The first FDA-approved vaccine for RSV, or respiratory syncytial virus, Arexvy is designed for people 60 and older.

And, if a Centers for Disease Control and Prevention vaccine expert panel recommends it next month, it could be available in time for the fall/winter RSV season.

Barney Graham, senior advisor for Global Health Equity at the Morehouse School of Medicine, says for school-age kids and adults, RSV usually feels a lot like a bad cold.

"RSV infection is very common," Graham says. "We're infected by the age of 2, usually by the age of 1, and we're repeatedly infected throughout life."

Graham says we hear a lot about RSV in babies and young children, but it is a threat to seniors too.

"As we age, and you get infected, you often become ill, especially the frail elderly," Graham says. "So, this is a problem, especially in places like nursing homes and assisted care living."

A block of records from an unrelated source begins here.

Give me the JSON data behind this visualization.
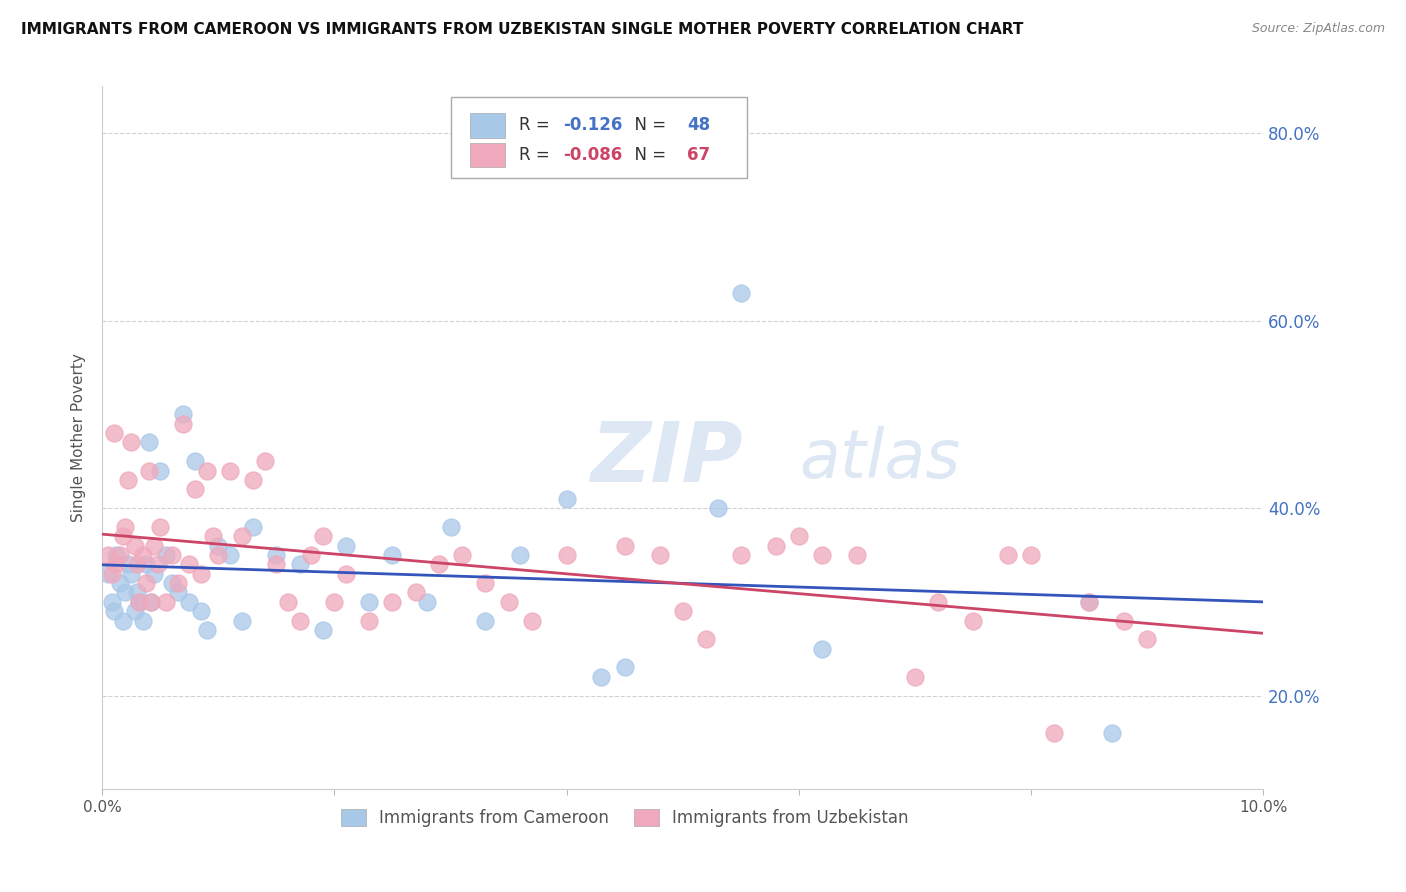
{
  "title": "IMMIGRANTS FROM CAMEROON VS IMMIGRANTS FROM UZBEKISTAN SINGLE MOTHER POVERTY CORRELATION CHART",
  "source": "Source: ZipAtlas.com",
  "ylabel": "Single Mother Poverty",
  "xlim": [
    0.0,
    10.0
  ],
  "ylim": [
    10.0,
    85.0
  ],
  "y_ticks_right": [
    20.0,
    40.0,
    60.0,
    80.0
  ],
  "y_tick_labels_right": [
    "20.0%",
    "40.0%",
    "60.0%",
    "80.0%"
  ],
  "cameroon_R": -0.126,
  "cameroon_N": 48,
  "uzbekistan_R": -0.086,
  "uzbekistan_N": 67,
  "cameroon_color": "#A8C8E8",
  "uzbekistan_color": "#F0A8BC",
  "cameroon_line_color": "#3355BB",
  "uzbekistan_line_color": "#CC4466",
  "watermark": "ZIPatlas",
  "watermark_color": "#C8D8EE",
  "legend_label_cameroon": "Immigrants from Cameroon",
  "legend_label_uzbekistan": "Immigrants from Uzbekistan",
  "cameroon_x": [
    0.05,
    0.08,
    0.1,
    0.12,
    0.15,
    0.18,
    0.2,
    0.22,
    0.25,
    0.28,
    0.3,
    0.32,
    0.35,
    0.38,
    0.4,
    0.42,
    0.45,
    0.5,
    0.55,
    0.6,
    0.65,
    0.7,
    0.75,
    0.8,
    0.85,
    0.9,
    1.0,
    1.1,
    1.2,
    1.3,
    1.5,
    1.7,
    1.9,
    2.1,
    2.3,
    2.5,
    2.8,
    3.0,
    3.3,
    3.6,
    4.0,
    4.3,
    4.5,
    5.3,
    5.5,
    6.2,
    8.5,
    8.7
  ],
  "cameroon_y": [
    33,
    30,
    29,
    35,
    32,
    28,
    31,
    34,
    33,
    29,
    31,
    30,
    28,
    34,
    47,
    30,
    33,
    44,
    35,
    32,
    31,
    50,
    30,
    45,
    29,
    27,
    36,
    35,
    28,
    38,
    35,
    34,
    27,
    36,
    30,
    35,
    30,
    38,
    28,
    35,
    41,
    22,
    23,
    40,
    63,
    25,
    30,
    16
  ],
  "uzbekistan_x": [
    0.05,
    0.08,
    0.1,
    0.12,
    0.15,
    0.18,
    0.2,
    0.22,
    0.25,
    0.28,
    0.3,
    0.32,
    0.35,
    0.38,
    0.4,
    0.42,
    0.45,
    0.48,
    0.5,
    0.55,
    0.6,
    0.65,
    0.7,
    0.75,
    0.8,
    0.85,
    0.9,
    0.95,
    1.0,
    1.1,
    1.2,
    1.3,
    1.4,
    1.5,
    1.6,
    1.7,
    1.8,
    1.9,
    2.0,
    2.1,
    2.3,
    2.5,
    2.7,
    2.9,
    3.1,
    3.3,
    3.5,
    3.7,
    4.0,
    4.5,
    4.8,
    5.0,
    5.2,
    5.5,
    5.8,
    6.0,
    6.2,
    6.5,
    7.0,
    7.2,
    7.5,
    7.8,
    8.0,
    8.2,
    8.5,
    8.8,
    9.0
  ],
  "uzbekistan_y": [
    35,
    33,
    48,
    34,
    35,
    37,
    38,
    43,
    47,
    36,
    34,
    30,
    35,
    32,
    44,
    30,
    36,
    34,
    38,
    30,
    35,
    32,
    49,
    34,
    42,
    33,
    44,
    37,
    35,
    44,
    37,
    43,
    45,
    34,
    30,
    28,
    35,
    37,
    30,
    33,
    28,
    30,
    31,
    34,
    35,
    32,
    30,
    28,
    35,
    36,
    35,
    29,
    26,
    35,
    36,
    37,
    35,
    35,
    22,
    30,
    28,
    35,
    35,
    16,
    30,
    28,
    26
  ]
}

Infants, young children and people 65 and older are at highest risk of RSV-related lower respiratory tract infections such as pneumonia and bronchiolitis.

Each year in the US, the CDC estimates between 60,000 and 160,000 older adults are hospitalized by RSV and between 6,000 and10,000 die from the virus.

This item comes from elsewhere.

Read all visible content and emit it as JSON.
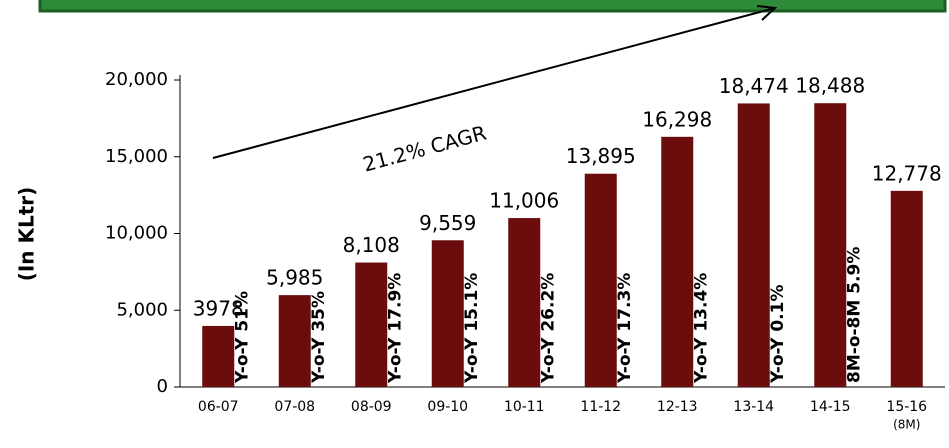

This GlaxoSmithKline image shows two vials of Arexvy, a vaccine for RSV recently approved by the US FDA.

In an ongoing clinical trial, with about 25,000 adults, Arexvy, manufactured by GlaxoSmithKline, lowered the risk of lower respiratory tract infections by 83 percent, and cut the risk of severe LRTI by 94 percent.

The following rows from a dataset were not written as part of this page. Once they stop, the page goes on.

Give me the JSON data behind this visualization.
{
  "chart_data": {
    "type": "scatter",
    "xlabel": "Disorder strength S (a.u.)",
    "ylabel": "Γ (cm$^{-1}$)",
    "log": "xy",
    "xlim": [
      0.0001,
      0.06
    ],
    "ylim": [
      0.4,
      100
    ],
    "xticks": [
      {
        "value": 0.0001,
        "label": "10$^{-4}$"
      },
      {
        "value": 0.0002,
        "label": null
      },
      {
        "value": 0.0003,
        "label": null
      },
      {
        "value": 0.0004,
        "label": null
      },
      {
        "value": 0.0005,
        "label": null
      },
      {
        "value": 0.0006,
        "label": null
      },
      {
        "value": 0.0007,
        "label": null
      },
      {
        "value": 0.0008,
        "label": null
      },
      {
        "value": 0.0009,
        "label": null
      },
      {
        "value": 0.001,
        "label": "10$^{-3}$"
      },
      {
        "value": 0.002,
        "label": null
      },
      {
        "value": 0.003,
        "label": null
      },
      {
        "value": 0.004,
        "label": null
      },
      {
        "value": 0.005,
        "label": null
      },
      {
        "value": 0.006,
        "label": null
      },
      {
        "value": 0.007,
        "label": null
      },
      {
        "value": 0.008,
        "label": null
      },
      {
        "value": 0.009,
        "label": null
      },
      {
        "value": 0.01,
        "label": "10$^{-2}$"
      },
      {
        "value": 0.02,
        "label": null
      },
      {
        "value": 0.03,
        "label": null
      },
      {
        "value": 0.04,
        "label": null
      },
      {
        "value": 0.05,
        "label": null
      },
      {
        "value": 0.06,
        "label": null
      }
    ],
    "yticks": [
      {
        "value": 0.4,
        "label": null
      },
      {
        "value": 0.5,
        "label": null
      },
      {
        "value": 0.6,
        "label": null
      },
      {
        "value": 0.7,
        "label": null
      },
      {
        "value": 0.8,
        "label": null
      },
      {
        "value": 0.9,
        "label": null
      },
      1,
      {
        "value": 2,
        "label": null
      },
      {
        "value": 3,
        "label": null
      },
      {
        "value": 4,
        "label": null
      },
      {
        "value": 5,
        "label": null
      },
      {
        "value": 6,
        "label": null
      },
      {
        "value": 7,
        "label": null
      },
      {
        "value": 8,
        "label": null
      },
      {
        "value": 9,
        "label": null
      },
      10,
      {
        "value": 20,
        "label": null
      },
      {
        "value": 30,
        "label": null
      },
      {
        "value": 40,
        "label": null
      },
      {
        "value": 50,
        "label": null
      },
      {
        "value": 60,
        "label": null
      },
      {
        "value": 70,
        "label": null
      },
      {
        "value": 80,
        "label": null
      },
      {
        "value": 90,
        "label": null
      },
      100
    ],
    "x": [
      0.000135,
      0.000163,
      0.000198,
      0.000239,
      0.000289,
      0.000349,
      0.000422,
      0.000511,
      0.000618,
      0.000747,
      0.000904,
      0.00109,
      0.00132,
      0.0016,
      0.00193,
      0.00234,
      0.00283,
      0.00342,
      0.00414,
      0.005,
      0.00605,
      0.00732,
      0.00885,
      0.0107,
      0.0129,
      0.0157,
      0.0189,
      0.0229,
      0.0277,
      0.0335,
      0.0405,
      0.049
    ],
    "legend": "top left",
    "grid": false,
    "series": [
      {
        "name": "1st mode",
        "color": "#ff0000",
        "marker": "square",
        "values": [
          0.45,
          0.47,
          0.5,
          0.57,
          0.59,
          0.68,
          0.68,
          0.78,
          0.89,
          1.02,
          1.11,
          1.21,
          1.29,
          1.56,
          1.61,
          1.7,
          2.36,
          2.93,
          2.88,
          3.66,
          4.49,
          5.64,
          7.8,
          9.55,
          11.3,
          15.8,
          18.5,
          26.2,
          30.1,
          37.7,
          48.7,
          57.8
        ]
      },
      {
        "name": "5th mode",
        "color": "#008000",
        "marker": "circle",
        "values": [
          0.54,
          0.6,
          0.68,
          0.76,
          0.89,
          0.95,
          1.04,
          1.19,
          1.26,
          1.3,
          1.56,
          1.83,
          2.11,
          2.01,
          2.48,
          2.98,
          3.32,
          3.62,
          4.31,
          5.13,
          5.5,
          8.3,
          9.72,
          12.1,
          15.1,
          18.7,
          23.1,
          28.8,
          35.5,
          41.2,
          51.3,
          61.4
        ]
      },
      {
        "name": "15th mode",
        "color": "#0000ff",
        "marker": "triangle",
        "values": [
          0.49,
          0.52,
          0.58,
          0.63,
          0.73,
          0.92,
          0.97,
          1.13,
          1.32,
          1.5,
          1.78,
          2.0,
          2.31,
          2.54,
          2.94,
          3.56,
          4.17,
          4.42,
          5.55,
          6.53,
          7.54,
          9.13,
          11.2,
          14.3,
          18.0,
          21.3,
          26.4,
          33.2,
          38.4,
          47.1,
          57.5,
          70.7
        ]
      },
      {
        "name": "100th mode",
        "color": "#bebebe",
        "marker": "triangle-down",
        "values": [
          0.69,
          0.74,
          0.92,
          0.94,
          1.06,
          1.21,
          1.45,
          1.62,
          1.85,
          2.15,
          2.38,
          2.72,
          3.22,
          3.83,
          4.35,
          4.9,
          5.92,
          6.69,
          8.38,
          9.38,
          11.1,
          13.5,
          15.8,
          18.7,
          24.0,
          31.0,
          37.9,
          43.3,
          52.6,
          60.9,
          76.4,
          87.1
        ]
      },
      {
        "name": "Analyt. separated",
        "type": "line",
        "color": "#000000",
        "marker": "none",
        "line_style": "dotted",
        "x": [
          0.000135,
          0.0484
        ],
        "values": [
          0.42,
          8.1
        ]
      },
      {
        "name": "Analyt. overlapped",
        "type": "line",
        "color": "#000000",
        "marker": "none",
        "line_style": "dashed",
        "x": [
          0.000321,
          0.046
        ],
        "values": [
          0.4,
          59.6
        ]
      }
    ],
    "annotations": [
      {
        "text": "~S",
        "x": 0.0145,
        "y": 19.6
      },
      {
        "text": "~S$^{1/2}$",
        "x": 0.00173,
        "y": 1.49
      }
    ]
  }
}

The most commonly reported side effects were injection site pain, fatigue, muscle pain, headache and joint stiffness/pain.

Graham, who has been studying RSV vaccines for decades at the National Institutes of Health, says early RSV vaccines were problematic.

One, given to young children in the 1960s, actually raised the risk of severe illness and hospitalization, and was linked to the deaths of two children.

"The problem is they just didn't know enough detail about the virus and the proteins on the virus and the targets for the vaccine to really know what was possibly going to happen," he said.

Now, that researchers know how to target RSV's structural vulnerabilities, Graham says we could soon have an RSV vaccine for pregnant women and an antibody treatment for newborns, both to protect babies in the first 6 months, when their lungs are still developing and vulnerable.

But, Graham says, we still need a vaccine for young children, who remain at risk of severe complications of RSV.

"We still don't have something to protect the child between 6 months and 5 years of age, and that that is still ongoing work," Graham says. "It's very important to try to get that part of it finished."